UAE History: From Ancient Settlements to Modern Nation

Early Human Habitation in the UAE

  • The earliest known human habitation in the UAE dates from 5500 BCE.
  • Trade in copper from the Hajar Mountains started around 3000 BCE.
  • By the 1st century AD, overland caravan traffic between Syria and cities in southern Iraq began.
  • There was seaborne travel to the important port of Omana (present-day Umm al-Qaiwain) and then to India. These routes were an alternative to the Red Sea route used by the Romans.
  • Pearls had been exploited in the area for millennia, but at this time the trade reached new heights.
  • Seafaring was also a mainstay, and major fairs were held at Dibba, bringing in merchants from as far as China.

Advent of Islam

  • The arrival of envoys from the Islamic prophet Muhammad (Peace Be Upon Him) in 630 heralded the conversion of the region to Islam.
  • After Muhammad, one of the major battles of the Ridda Wars was fought at Dibba, resulting in the defeat of the non-Muslims and the triumph of Islam in the Arabian Peninsula.
  • In 637, Julfar (today Ra’s al-Khaimah) was used as a staging post for the conquest of Iran.
  • Julfar became a wealthy port and pearling center from which dhows travelled throughout the Indian Ocean, especially to the neighboring land of Sindh and its cities of Thatta and Debal.

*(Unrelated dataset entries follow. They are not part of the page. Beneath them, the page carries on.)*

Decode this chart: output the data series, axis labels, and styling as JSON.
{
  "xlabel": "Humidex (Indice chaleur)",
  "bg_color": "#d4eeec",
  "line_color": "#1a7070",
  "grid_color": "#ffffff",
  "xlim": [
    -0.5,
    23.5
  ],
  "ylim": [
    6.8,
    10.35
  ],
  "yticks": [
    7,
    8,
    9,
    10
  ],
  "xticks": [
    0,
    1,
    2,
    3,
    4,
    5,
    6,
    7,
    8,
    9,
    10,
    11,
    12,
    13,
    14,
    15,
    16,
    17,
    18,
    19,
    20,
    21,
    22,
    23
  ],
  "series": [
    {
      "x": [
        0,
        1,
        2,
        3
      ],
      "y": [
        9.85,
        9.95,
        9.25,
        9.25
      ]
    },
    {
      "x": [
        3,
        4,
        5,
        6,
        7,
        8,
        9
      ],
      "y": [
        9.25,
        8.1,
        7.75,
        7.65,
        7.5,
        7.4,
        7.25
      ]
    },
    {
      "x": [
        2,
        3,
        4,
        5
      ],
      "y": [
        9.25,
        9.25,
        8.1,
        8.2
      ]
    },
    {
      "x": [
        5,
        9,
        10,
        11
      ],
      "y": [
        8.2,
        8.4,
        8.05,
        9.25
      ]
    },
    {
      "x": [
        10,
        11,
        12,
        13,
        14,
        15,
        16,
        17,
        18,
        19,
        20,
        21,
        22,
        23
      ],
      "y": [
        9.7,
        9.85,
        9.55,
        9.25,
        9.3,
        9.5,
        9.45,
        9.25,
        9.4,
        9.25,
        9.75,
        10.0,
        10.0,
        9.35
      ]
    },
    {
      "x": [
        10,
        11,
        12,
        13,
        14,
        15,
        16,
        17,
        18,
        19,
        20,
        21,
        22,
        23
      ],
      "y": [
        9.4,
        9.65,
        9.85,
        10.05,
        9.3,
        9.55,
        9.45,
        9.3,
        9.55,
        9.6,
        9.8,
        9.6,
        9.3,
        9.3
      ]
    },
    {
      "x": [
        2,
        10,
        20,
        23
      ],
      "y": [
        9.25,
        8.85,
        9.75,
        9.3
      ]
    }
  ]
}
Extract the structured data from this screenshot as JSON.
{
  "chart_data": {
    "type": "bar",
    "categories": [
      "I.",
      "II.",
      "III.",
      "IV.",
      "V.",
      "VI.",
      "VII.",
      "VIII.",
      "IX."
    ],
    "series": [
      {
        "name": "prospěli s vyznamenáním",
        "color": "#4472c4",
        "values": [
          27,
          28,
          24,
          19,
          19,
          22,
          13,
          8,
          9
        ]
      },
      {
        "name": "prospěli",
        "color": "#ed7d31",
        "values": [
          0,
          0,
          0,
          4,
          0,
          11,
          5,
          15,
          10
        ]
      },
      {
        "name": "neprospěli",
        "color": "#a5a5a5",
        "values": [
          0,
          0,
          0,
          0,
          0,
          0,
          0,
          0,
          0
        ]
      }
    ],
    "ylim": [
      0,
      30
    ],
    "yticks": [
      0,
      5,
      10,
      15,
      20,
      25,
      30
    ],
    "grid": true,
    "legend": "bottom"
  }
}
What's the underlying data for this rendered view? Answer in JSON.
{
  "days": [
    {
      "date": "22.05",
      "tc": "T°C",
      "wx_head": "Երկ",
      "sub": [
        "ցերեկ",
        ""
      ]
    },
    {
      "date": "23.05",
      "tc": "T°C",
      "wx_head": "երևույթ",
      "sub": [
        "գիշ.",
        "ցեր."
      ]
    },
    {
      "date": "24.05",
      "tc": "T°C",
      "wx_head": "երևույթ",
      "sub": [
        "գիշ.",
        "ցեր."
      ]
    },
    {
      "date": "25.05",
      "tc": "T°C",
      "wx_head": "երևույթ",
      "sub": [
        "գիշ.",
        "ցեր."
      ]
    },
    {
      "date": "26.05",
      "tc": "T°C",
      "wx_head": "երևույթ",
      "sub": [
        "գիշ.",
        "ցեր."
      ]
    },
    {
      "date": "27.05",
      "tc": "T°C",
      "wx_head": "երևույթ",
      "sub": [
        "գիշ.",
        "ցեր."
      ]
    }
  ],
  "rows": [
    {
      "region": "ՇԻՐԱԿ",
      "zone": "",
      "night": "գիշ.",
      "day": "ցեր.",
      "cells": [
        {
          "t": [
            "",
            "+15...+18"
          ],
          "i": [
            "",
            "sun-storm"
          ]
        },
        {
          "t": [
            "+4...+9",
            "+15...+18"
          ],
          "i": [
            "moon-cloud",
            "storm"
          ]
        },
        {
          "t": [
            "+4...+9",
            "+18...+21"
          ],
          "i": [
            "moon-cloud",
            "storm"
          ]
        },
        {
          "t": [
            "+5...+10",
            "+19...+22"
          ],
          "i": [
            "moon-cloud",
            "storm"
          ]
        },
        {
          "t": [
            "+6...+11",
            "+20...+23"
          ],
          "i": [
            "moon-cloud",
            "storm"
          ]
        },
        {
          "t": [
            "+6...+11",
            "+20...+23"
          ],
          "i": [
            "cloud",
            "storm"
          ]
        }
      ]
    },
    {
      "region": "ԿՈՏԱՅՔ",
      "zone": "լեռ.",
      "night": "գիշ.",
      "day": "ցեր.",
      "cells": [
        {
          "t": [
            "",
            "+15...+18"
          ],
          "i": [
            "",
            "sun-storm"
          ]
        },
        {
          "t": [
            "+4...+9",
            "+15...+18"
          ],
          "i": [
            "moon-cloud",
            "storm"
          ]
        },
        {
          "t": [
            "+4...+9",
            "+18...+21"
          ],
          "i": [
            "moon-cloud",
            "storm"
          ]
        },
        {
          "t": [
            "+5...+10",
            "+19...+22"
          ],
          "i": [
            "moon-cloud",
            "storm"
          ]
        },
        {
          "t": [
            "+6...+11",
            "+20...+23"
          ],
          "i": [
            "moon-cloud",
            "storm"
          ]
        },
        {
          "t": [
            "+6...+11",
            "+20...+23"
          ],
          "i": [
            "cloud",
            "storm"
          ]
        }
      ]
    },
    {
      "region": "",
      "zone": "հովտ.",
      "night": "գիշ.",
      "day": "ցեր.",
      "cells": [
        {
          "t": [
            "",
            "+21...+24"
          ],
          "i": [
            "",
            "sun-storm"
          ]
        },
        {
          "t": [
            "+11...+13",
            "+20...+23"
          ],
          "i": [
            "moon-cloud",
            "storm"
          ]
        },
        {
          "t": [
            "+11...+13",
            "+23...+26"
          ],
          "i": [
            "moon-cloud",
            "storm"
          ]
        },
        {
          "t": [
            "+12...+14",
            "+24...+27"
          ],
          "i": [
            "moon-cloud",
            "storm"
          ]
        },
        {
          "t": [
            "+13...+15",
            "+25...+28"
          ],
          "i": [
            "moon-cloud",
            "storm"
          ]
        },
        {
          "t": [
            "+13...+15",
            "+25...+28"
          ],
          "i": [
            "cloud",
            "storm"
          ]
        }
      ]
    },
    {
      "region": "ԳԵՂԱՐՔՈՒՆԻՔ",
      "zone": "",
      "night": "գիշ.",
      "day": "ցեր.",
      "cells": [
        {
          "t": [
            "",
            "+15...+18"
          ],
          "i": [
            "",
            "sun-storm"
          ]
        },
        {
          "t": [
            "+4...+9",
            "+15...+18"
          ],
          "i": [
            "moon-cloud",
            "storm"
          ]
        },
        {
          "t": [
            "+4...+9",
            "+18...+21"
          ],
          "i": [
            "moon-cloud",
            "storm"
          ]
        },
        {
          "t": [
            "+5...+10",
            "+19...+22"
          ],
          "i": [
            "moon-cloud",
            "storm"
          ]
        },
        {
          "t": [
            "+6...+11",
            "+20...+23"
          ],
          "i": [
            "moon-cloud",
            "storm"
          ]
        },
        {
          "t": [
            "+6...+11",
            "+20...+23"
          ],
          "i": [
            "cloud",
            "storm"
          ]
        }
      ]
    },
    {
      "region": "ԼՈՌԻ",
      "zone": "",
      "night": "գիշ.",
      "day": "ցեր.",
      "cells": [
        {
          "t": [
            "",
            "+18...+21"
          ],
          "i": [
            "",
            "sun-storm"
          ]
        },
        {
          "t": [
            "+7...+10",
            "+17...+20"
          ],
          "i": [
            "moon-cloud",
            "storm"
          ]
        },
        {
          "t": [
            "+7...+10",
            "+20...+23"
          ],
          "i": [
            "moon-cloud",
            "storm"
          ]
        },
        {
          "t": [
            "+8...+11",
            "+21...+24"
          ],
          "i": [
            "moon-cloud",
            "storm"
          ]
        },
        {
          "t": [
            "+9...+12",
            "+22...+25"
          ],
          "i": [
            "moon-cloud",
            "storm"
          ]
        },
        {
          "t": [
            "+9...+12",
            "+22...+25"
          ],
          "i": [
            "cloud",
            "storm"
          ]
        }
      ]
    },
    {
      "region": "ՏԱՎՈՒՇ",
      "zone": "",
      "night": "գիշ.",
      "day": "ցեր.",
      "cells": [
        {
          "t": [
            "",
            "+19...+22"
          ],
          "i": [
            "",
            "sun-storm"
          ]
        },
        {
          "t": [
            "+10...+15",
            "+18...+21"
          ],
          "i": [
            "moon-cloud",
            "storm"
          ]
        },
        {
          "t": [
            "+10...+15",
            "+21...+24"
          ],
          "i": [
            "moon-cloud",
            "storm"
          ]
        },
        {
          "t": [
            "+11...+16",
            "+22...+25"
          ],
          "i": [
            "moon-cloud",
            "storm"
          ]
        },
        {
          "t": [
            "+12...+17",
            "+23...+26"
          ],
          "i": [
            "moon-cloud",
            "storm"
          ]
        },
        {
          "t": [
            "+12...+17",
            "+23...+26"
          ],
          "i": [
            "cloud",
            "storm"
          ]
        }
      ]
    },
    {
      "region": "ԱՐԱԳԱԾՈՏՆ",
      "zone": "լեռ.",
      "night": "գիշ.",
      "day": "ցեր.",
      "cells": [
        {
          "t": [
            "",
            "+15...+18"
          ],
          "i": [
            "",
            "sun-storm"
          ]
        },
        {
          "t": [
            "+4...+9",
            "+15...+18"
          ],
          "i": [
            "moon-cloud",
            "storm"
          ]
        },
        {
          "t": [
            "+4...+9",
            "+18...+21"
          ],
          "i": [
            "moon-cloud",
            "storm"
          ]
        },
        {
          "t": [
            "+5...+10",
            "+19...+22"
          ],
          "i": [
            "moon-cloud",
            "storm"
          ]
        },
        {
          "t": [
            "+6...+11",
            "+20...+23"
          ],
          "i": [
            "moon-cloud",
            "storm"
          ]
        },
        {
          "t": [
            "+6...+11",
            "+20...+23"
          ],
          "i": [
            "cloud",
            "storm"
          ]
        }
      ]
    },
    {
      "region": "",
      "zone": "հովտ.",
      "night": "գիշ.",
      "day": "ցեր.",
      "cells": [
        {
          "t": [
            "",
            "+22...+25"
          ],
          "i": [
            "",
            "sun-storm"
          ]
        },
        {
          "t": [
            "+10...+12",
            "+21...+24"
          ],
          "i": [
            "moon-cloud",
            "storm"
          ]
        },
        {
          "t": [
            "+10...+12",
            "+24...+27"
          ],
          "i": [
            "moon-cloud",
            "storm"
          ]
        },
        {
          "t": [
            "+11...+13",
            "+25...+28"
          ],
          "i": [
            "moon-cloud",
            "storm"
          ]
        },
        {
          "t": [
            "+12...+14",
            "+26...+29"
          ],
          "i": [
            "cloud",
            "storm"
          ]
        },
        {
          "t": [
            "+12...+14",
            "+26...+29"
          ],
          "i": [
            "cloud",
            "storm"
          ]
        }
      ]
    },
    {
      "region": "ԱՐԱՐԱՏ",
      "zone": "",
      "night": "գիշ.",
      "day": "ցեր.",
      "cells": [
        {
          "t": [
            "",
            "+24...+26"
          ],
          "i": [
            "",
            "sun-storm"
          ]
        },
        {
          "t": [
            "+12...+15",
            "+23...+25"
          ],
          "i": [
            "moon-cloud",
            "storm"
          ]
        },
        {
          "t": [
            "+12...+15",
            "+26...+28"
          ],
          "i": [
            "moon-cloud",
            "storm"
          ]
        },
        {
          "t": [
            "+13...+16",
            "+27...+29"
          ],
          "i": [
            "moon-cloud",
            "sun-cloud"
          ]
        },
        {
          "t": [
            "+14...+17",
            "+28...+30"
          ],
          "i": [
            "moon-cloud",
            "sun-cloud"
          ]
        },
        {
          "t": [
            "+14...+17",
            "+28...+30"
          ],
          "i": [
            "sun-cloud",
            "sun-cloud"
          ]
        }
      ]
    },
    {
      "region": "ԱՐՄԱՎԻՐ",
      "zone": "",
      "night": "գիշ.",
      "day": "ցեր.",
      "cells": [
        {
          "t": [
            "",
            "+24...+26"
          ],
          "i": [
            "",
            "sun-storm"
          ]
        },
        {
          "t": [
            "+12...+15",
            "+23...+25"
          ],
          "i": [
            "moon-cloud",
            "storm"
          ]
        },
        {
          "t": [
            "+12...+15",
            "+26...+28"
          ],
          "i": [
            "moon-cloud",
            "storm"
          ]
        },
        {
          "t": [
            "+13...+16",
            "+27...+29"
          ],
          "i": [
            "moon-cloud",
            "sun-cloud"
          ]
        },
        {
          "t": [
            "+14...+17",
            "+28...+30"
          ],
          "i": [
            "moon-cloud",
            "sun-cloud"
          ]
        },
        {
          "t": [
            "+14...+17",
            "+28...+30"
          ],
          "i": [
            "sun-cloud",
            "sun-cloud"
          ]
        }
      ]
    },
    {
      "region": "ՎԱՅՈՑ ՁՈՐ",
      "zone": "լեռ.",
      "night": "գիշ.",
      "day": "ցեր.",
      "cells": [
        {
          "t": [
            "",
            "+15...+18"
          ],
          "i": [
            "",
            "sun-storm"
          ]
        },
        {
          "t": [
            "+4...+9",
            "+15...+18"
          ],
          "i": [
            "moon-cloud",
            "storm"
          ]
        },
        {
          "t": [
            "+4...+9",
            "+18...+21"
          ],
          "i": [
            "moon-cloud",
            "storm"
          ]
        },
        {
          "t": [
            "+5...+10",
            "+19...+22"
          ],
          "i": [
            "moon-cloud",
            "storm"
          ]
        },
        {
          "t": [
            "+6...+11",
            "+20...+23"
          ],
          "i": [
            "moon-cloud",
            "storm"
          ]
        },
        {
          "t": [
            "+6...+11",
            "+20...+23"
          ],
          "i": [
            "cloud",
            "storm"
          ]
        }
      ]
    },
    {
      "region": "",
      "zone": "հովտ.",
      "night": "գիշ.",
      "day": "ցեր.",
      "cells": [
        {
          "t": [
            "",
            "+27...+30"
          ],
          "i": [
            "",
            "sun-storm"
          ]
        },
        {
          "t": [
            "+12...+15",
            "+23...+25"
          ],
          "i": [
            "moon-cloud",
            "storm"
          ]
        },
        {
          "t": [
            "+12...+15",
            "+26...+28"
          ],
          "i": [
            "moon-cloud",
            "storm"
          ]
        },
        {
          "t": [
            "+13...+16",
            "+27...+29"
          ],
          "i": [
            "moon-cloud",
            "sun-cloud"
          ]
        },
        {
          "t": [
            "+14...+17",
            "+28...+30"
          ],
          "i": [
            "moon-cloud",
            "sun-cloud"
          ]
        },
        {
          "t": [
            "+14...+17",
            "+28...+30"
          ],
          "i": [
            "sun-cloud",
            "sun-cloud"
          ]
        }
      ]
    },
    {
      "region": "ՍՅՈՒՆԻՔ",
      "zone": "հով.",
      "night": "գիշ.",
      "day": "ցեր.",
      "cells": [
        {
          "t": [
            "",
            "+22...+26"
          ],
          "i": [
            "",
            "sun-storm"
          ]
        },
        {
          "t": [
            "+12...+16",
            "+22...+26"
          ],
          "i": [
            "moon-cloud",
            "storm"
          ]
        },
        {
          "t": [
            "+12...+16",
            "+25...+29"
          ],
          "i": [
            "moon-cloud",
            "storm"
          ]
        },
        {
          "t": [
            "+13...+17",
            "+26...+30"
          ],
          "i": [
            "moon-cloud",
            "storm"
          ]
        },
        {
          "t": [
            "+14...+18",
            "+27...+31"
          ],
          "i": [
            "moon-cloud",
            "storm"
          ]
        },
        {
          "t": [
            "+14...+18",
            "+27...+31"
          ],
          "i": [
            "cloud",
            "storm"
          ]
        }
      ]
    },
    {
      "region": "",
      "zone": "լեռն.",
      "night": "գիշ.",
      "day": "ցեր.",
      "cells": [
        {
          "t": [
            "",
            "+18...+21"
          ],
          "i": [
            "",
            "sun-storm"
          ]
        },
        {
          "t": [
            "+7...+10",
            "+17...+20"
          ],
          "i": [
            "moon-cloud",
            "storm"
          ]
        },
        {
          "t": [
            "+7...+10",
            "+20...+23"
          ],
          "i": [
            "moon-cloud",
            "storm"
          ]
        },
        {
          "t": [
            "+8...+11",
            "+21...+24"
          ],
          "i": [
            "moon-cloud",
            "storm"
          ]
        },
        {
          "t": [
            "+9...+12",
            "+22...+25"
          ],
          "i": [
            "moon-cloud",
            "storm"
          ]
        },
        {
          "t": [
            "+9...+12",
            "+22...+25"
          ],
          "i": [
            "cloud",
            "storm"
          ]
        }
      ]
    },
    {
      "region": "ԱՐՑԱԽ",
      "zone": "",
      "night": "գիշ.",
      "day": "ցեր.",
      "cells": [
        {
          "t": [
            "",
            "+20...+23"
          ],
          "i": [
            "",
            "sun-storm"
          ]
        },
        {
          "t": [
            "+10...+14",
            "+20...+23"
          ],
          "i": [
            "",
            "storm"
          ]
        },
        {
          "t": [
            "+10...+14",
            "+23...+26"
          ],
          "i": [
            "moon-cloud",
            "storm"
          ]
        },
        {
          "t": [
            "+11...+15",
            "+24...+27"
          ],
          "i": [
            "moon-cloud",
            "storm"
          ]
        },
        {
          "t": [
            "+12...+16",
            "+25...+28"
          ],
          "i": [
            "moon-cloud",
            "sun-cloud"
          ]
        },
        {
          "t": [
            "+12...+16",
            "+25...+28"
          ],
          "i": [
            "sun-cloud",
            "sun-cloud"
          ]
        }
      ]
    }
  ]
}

UAE Under British Influence

  • Inland, the arc of villages at Liwa were the focus of economic and social activity for the Bani Yas from before the sixteenth century.
  • In the 1790s, the town of Abu Dhabi had become such an important pearling center that the political leader of all the Bani Yas groups, the sheikh of the Al Bu Falah (Al Nahyan family), moved there from Liwa.
  • In the 19th century, members of the Al Bu Falasah, a branch of the Bani Yas, settled by the creek in Dubai and established Maktoum rule in that emirate.
  • Following the defeat of the Qawasim, the British signed a series of agreements with the sheikhs of the individual emirates, later expanded with treaties on preserving a maritime truce, resulting in the area becoming known as ‘The Trucial States’.
  • During the nineteenth and early twentieth centuries, pearling provided both income and employment to the people of the Arabian Gulf coast.
  • The First World War impacted severely on the pearl fishery, but it was the economic depression of the late 1920s and early 1930s, coupled with the Japanese invention of the cultured pearl, that damaged it a great deal.

Pearl Fishery

  • The industry eventually faded away just after the Second World War, when the newly independent Government of India imposed heavy taxation on pearls imported from the Gulf.
  • In the 1930s, the first oil company teams arrived to carry out preliminary surveys.

Oil Production

  • The first cargo of crude was exported from Abu Dhabi in 1962.
  • As oil production increased, Sheikh Zayed bin Sultan Al Nahyan, who was chosen as Ruler of Abu Dhabi on August 6, 1966, undertook a massive program of construction of schools, housing, hospitals, and roads.
  • When Dubai’s oil exports commenced in 1969, Sheikh Rashid bin Saeed Al Maktoum, de facto Ruler of Dubai since 1939, was also able to use oil revenues to improve the quality of life of his people.

Uncovering the Past

  • With the encouragement of the then Ruler, Sheikh Shakhbut, and his younger brother, Sheikh Zayed bin Sultan Al Nahyan, the first season of excavations took place in February and March 1959, discovering a previously unknown culture, now known as the Umm an-Nar civilization.
  • This first season of excavations was followed by several further years of work by the Danish team, both at Umm an-Nar and at Al Ain, in Abu Dhabi’s Eastern Region, laying the foundations of Emirates’ archaeology.
  • When the Danes began their work at Umm an-Nar in 1959, little was known of the UAE’s history.
  • It was believed that, apart from well-known coastal settlements like Julfar, in Ra’s al-Khaimah, and Dibba and Khor Fakkan, on the east coast, the country had played little part in the history of human civilization in the Gulf region.
  • Extensive excavations were undertaken both by local archaeological teams and by foreign academic missions.
  • The land of the Emirates has a history of human settlement that stretches back at least 200,000 years.
  • It has played an important part in developments as varied as the migration of early Man out of Africa into Asia.
  • The emergence of the pearling industry, the supply of copper to the great empires of Mesopotamia 5000 years ago, and the creation of international maritime trading routes that extended as far away as China as much as 2000 years ago.